Quand il s'agissait de décider où nous allions voir chacun des personnages, un an plus tard, est-ce que tout s'est mis en place assez facilement, quant à l'endroit où chacun d'entre eux se trouverait, ou est-ce que l'un d'entre eux s'est avéré plus difficile?

JED WHEDON: Je ne me souviens pas avoir trop lutté avec ça. C'était amusant. Une des choses qui est amusante à ce sujet, et c'était le même sentiment que nous aurions au début des saisons, c'est que surtout en sortant du voyage dans le temps, où il y a tellement de pièces en mouvement que votre cerveau va exploser, c'était juste ciel bleu. Qu'est ce que ça pourrait être? C'était juste amusant d'y penser? Il y avait des tonnes de bonnes options, et nous avons essayé de mettre tout le monde dans un sentiment différent et dans un endroit différent, et de les séparer autant que possible, mais je ne me souviens pas avoir eu du mal avec ça. Je pense que c'était plus juste le plaisir de la fin.

MAURISSA TANCHAROEN: Il était tout à fait logique pour nous que May soit professeur à Coulson Academy. Tout cela résume sa relation avec Coulson et d'être l'enseignante réticente, mais elle a toujours été l'enseignante avisée parmi le groupe et la figure maternelle. De plus, le simple fait de la mettre avec Coy (Stewart), à la fin, sachant qu'elle contribue à favoriser la vie de tous ces agents potentiels, cela a tout simplement un sens pour nous.

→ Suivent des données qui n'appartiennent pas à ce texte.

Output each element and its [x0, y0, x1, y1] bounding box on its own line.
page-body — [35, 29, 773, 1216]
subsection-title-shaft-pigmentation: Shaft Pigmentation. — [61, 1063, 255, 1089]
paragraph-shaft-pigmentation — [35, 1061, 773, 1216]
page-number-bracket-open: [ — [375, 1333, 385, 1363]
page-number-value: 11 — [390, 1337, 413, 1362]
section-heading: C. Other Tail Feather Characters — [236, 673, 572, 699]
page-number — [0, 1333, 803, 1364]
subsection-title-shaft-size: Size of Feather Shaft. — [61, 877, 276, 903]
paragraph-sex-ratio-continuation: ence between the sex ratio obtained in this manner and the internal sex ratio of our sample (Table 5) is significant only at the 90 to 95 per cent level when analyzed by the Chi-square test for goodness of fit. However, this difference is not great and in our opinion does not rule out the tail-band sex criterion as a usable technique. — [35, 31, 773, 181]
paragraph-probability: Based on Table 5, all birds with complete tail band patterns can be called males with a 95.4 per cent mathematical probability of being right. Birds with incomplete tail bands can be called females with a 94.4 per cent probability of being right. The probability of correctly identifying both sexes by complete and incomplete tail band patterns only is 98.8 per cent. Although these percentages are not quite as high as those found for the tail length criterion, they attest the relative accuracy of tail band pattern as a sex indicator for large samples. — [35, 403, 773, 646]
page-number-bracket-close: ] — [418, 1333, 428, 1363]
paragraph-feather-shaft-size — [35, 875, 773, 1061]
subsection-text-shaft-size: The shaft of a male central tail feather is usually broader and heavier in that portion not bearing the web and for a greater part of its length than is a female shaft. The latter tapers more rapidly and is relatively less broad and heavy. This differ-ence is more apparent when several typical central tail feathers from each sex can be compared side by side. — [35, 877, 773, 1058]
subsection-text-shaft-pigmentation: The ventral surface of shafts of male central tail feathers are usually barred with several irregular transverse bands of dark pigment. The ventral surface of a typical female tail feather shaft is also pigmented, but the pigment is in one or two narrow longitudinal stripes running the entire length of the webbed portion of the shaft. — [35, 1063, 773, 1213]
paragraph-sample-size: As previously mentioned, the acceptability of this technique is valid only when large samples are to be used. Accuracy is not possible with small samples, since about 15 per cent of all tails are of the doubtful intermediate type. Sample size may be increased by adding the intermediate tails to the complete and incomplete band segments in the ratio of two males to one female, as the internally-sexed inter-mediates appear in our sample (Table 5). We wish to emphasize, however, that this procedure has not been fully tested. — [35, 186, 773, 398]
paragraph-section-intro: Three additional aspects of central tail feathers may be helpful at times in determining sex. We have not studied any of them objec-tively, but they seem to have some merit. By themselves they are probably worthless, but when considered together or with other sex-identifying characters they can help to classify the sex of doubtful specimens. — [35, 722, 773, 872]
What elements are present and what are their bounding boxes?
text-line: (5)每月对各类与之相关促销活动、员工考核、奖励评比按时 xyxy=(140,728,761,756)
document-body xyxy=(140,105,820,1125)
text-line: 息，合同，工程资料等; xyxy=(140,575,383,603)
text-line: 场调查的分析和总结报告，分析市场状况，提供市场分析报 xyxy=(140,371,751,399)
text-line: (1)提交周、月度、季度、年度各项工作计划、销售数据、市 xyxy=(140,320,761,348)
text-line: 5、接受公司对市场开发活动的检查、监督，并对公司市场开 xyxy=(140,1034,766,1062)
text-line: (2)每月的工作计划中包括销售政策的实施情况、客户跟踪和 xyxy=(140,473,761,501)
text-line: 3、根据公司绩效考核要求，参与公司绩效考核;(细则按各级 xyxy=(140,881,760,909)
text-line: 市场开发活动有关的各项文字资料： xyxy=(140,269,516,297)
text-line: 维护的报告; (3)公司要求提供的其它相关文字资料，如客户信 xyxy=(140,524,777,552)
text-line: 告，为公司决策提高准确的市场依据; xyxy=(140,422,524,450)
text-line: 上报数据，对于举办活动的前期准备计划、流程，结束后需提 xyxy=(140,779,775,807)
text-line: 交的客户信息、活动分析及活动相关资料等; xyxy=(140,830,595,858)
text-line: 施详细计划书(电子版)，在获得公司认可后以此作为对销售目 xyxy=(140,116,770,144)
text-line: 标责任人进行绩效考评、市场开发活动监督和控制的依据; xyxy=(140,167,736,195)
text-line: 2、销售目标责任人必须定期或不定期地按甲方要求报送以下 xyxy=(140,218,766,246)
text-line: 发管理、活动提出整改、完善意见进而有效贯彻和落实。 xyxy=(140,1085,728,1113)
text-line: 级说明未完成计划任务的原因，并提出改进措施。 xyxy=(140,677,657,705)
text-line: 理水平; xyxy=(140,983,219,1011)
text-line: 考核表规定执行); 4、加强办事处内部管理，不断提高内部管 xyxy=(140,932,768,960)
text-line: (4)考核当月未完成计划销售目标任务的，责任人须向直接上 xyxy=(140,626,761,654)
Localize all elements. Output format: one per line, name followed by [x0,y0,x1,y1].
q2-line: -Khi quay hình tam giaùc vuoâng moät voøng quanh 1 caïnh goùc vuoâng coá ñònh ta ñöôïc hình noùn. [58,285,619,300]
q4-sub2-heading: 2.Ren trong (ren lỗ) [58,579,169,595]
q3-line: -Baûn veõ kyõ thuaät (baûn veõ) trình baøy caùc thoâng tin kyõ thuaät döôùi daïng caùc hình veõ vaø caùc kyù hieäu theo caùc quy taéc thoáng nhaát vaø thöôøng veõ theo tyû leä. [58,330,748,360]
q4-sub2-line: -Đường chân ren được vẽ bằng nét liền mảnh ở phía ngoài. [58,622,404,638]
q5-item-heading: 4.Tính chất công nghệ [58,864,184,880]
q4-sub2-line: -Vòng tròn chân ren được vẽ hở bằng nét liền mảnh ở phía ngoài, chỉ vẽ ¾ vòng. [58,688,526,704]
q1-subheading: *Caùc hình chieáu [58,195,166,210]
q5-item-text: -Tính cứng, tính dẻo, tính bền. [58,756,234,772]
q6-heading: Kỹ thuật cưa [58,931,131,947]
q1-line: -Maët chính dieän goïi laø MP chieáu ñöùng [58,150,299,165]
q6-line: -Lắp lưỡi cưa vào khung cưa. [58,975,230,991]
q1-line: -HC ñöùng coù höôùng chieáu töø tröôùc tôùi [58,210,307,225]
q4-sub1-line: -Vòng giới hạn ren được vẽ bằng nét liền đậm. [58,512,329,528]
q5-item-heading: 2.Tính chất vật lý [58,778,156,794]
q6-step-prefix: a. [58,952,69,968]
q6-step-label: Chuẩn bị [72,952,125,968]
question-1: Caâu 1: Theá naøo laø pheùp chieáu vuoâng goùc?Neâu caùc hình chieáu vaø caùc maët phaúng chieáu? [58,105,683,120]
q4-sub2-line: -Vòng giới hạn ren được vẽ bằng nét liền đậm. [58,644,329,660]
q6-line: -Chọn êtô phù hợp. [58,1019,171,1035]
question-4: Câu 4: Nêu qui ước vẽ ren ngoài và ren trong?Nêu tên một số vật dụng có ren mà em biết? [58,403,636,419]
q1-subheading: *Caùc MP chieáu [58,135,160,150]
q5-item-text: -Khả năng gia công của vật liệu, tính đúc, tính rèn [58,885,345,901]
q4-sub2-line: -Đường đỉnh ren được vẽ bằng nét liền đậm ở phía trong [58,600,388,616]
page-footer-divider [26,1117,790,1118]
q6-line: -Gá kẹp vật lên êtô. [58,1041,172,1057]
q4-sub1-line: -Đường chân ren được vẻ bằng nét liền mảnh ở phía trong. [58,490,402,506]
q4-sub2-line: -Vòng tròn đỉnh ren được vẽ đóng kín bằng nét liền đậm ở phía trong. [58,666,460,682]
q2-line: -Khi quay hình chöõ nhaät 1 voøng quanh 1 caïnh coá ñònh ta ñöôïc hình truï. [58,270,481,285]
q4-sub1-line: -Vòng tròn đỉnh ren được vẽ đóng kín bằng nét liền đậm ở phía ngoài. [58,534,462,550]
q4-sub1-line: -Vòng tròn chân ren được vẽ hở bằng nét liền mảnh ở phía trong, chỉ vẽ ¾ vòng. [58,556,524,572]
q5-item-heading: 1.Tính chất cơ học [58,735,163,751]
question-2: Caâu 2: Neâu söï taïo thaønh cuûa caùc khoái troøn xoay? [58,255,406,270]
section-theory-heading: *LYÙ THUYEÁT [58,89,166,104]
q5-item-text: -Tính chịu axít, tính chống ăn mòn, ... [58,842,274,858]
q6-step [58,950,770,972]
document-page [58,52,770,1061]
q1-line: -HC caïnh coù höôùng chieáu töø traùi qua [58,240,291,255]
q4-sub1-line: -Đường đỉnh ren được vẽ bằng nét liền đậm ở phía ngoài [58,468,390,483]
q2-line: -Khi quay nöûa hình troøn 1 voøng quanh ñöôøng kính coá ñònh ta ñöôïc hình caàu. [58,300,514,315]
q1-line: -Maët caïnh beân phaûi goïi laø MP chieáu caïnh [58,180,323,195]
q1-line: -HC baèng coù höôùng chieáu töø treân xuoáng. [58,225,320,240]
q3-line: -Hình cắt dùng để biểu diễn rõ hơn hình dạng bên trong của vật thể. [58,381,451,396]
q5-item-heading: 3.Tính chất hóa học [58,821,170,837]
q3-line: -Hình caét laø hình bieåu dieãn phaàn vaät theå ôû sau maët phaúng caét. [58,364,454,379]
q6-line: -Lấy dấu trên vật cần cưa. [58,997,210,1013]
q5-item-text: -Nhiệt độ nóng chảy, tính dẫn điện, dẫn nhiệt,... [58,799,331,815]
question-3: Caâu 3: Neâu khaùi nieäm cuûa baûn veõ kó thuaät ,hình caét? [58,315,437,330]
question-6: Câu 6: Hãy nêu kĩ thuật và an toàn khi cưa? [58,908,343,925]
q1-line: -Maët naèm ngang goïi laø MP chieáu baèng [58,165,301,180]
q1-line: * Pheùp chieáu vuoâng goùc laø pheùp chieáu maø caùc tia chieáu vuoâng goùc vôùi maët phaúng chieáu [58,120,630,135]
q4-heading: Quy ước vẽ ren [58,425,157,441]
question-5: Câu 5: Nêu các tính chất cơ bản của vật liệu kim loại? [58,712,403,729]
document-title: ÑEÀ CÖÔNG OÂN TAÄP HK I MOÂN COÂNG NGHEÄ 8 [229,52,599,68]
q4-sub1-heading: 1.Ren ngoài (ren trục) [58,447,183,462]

WHEDON: Pendant longtemps, nous avons eu le sentiment que Fitz et Simmons seraient hors du S.H.I.E.L.D. et vivre la vie plus simple, tout en travaillant secrètement avec Daisy sur le côté. Ensuite, en termes d'espace, ce qu'on adore quand on est allé dans l'espace, d'autant plus que nos contraintes budgétaires sont devenues une vraie préoccupation, ça a fait (le spectacle) se sentir vaste, à un moment où c'était dur à faire. Nous voulions donc que quelqu'un explore cela, et il nous a semblé juste de mettre Daisy là-dedans, ayant le Zephyr sous ses ordres.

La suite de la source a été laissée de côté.